Large Jets: Quality Rating vaulted back into the ‘Outstanding’ range with an Asset Quality Rating and a Maintenance Exposure figure better than the group’s 12-month average. While the news is good for Buyers, the challenge for Sellers is an average Ask Price that fell -1.6% since April (-19.6% during the past 12 months) to post a new record low. Knowing how their aircraft compares to its peers and competitive models has become imperative in order for a Seller to optimize and justify their Ask Price.
Medium Jets:The group’s Asset Quality posted a 12-month low figure, earning an ‘Excellent’ rating by a very slim margin. While Financial Exposure posted a better than average figure, average Ask Price fell slightly, to record a -10.9% decrease over the past 12 months. Additional aircraft joined the ‘For Sale’ inventory, leading to the ETP Ratio registering below the group’s 12-month average. Buyers are likely to find value a little harder to decipher within this group, although good deals are available.
Small Jets: Improved Asset Quality to a rating of ‘Excellent’, a better Financial Exposure figure, a 12-month low Ask Price, and a better than average ETP Ratio create deal-making opportunities for both Buyers and Sellers within this group.

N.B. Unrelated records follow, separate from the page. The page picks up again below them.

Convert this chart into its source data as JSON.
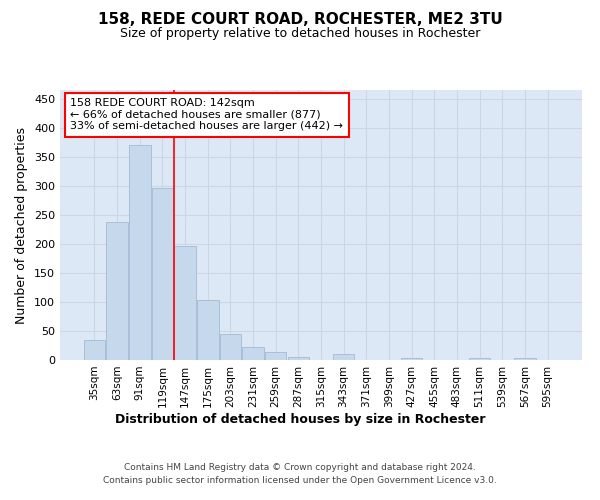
{
  "title": "158, REDE COURT ROAD, ROCHESTER, ME2 3TU",
  "subtitle": "Size of property relative to detached houses in Rochester",
  "xlabel_bottom": "Distribution of detached houses by size in Rochester",
  "ylabel": "Number of detached properties",
  "bar_color": "#c5d8ec",
  "bar_edgecolor": "#a8c0d8",
  "grid_color": "#ccd6e4",
  "background_color": "#dce8f5",
  "categories": [
    "35sqm",
    "63sqm",
    "91sqm",
    "119sqm",
    "147sqm",
    "175sqm",
    "203sqm",
    "231sqm",
    "259sqm",
    "287sqm",
    "315sqm",
    "343sqm",
    "371sqm",
    "399sqm",
    "427sqm",
    "455sqm",
    "483sqm",
    "511sqm",
    "539sqm",
    "567sqm",
    "595sqm"
  ],
  "values": [
    35,
    237,
    370,
    297,
    197,
    103,
    45,
    22,
    14,
    5,
    0,
    10,
    0,
    0,
    3,
    0,
    0,
    3,
    0,
    3,
    0
  ],
  "ylim": [
    0,
    465
  ],
  "yticks": [
    0,
    50,
    100,
    150,
    200,
    250,
    300,
    350,
    400,
    450
  ],
  "annotation_text": "158 REDE COURT ROAD: 142sqm\n← 66% of detached houses are smaller (877)\n33% of semi-detached houses are larger (442) →",
  "annotation_box_color": "white",
  "annotation_box_edgecolor": "red",
  "vline_color": "red",
  "footer_line1": "Contains HM Land Registry data © Crown copyright and database right 2024.",
  "footer_line2": "Contains public sector information licensed under the Open Government Licence v3.0."
}
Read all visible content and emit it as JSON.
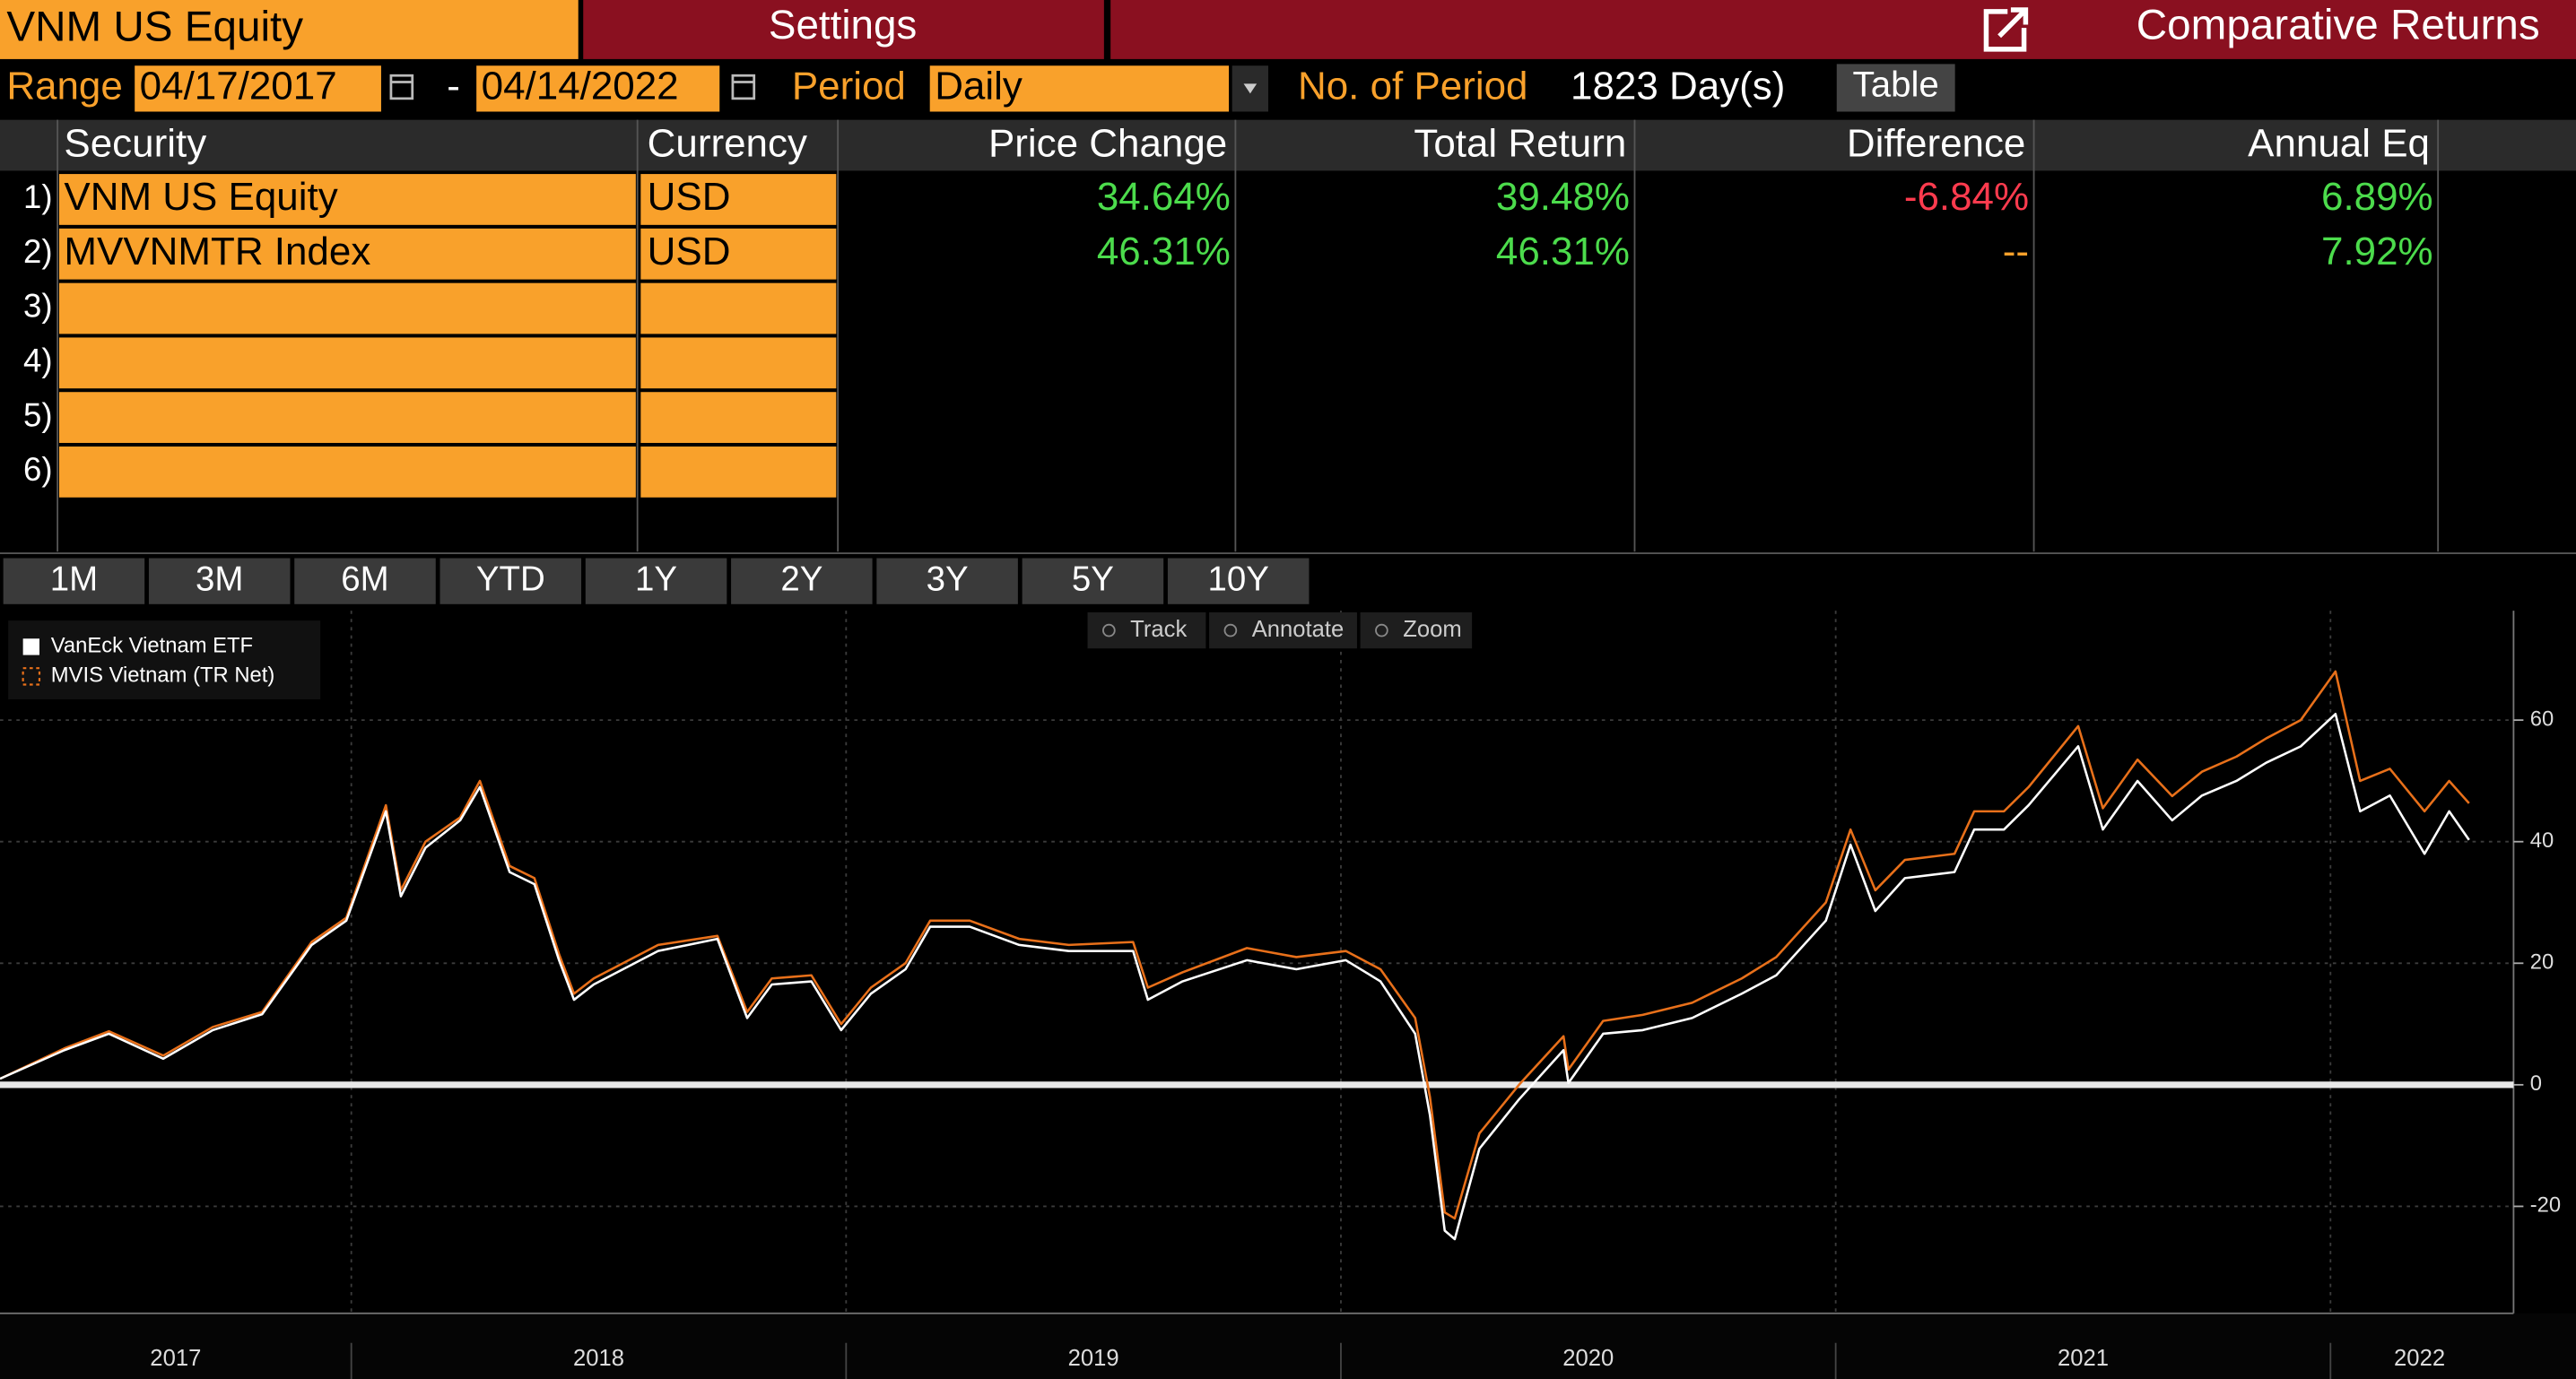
{
  "header": {
    "security": "VNM US Equity",
    "settings": "Settings",
    "title": "Comparative Returns"
  },
  "controls": {
    "range_label": "Range",
    "start_date": "04/17/2017",
    "dash": "-",
    "end_date": "04/14/2022",
    "period_label": "Period",
    "period": "Daily",
    "periods_label": "No. of Period",
    "periods": "1823 Day(s)",
    "table_button": "Table"
  },
  "table": {
    "columns": [
      "Security",
      "Currency",
      "Price Change",
      "Total Return",
      "Difference",
      "Annual Eq"
    ],
    "rows": [
      {
        "number": "1)",
        "security": "VNM US Equity",
        "currency": "USD",
        "price_change": "34.64%",
        "total_return": "39.48%",
        "difference": "-6.84%",
        "annual_eq": "6.89%"
      },
      {
        "number": "2)",
        "security": "MVVNMTR Index",
        "currency": "USD",
        "price_change": "46.31%",
        "total_return": "46.31%",
        "difference": "--",
        "annual_eq": "7.92%"
      },
      {
        "number": "3)"
      },
      {
        "number": "4)"
      },
      {
        "number": "5)"
      },
      {
        "number": "6)"
      }
    ]
  },
  "range_buttons": [
    "1M",
    "3M",
    "6M",
    "YTD",
    "1Y",
    "2Y",
    "3Y",
    "5Y",
    "10Y"
  ],
  "chart_toolbar": [
    "Track",
    "Annotate",
    "Zoom"
  ],
  "chart_data": {
    "type": "line",
    "x": [
      2017.29,
      2017.42,
      2017.51,
      2017.62,
      2017.72,
      2017.82,
      2017.92,
      2017.99,
      2018.07,
      2018.1,
      2018.15,
      2018.22,
      2018.26,
      2018.32,
      2018.37,
      2018.42,
      2018.45,
      2018.49,
      2018.62,
      2018.74,
      2018.8,
      2018.85,
      2018.93,
      2018.99,
      2019.05,
      2019.12,
      2019.17,
      2019.25,
      2019.35,
      2019.45,
      2019.58,
      2019.61,
      2019.68,
      2019.81,
      2019.91,
      2020.01,
      2020.08,
      2020.15,
      2020.18,
      2020.21,
      2020.23,
      2020.28,
      2020.36,
      2020.45,
      2020.46,
      2020.53,
      2020.61,
      2020.71,
      2020.81,
      2020.88,
      2020.98,
      2021.03,
      2021.08,
      2021.14,
      2021.24,
      2021.28,
      2021.34,
      2021.39,
      2021.49,
      2021.54,
      2021.61,
      2021.68,
      2021.74,
      2021.81,
      2021.87,
      2021.94,
      2022.01,
      2022.06,
      2022.12,
      2022.19,
      2022.24,
      2022.28
    ],
    "series": [
      {
        "name": "VanEck Vietnam ETF",
        "color": "#ffffff",
        "values": [
          1,
          5.7,
          8.4,
          4.3,
          9,
          11.6,
          23,
          27,
          45,
          31,
          39,
          43.5,
          49,
          35,
          33,
          20.5,
          14,
          16.5,
          22,
          24,
          11,
          16.5,
          17,
          9,
          15,
          19,
          26,
          26,
          23,
          22,
          22,
          14,
          17,
          20.5,
          19,
          20.5,
          17,
          8.4,
          -5,
          -24,
          -25.4,
          -10.5,
          -2.4,
          5.7,
          0.3,
          8.4,
          9,
          11,
          15,
          18,
          27,
          39.5,
          28.6,
          34,
          35,
          42,
          42,
          46,
          55.7,
          42,
          50,
          43.5,
          47.6,
          50,
          53,
          55.7,
          61,
          45,
          47.6,
          38,
          45,
          40.3
        ]
      },
      {
        "name": "MVIS Vietnam (TR Net)",
        "color": "#e8701a",
        "dashed": true,
        "values": [
          1,
          6,
          8.8,
          4.8,
          9.5,
          12,
          23.5,
          27.5,
          46,
          32,
          40,
          44,
          50,
          36,
          34,
          21.5,
          15,
          17.5,
          23,
          24.5,
          12,
          17.5,
          18,
          10,
          16,
          20,
          27,
          27,
          24,
          23,
          23.5,
          16,
          18.5,
          22.5,
          21,
          22,
          19,
          11,
          -2,
          -21,
          -22,
          -8,
          0,
          8,
          2.5,
          10.5,
          11.5,
          13.5,
          17.5,
          21,
          30,
          42,
          32,
          37,
          38,
          45,
          45,
          49,
          59,
          45.5,
          53.5,
          47.5,
          51.5,
          54,
          57,
          60,
          68,
          50,
          52,
          45,
          50,
          46.31
        ]
      }
    ],
    "xlim": [
      2017.29,
      2022.37
    ],
    "xticks": [
      2018,
      2019,
      2020,
      2021,
      2022
    ],
    "xtick_labels": [
      {
        "value": 2017.645,
        "label": "2017"
      },
      {
        "value": 2018.5,
        "label": "2018"
      },
      {
        "value": 2019.5,
        "label": "2019"
      },
      {
        "value": 2020.5,
        "label": "2020"
      },
      {
        "value": 2021.5,
        "label": "2021"
      },
      {
        "value": 2022.18,
        "label": "2022"
      }
    ],
    "ylim": [
      -37.6,
      78
    ],
    "yticks": [
      -20,
      0,
      20,
      40,
      60
    ],
    "grid": true,
    "legend": "upper-left"
  }
}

Turboprops: Asset Quality improved to ‘Very Good’ during the past month, equaling the group’s 12-month average – as did the Financial Exposure figure. Ask Prices dipped -1.8% during the past 30 days, but that is a bit misleading – the group’s pricing over the past year is only down by -1.4%. While still excessive at 45.6%, the ETP Ratio has consistently remained low relative to the other groups, offering opportunity for Buyers and Sellers to find mutual ground.
Asset Insight recommends all owners keep in mind the NextGen mandates that are approaching much faster than many think. Numerous service facilities are now requiring non-refundable deposits to secure a position for NextGen modification work, and the likelihood many aircraft will be grounded is becoming quite evident.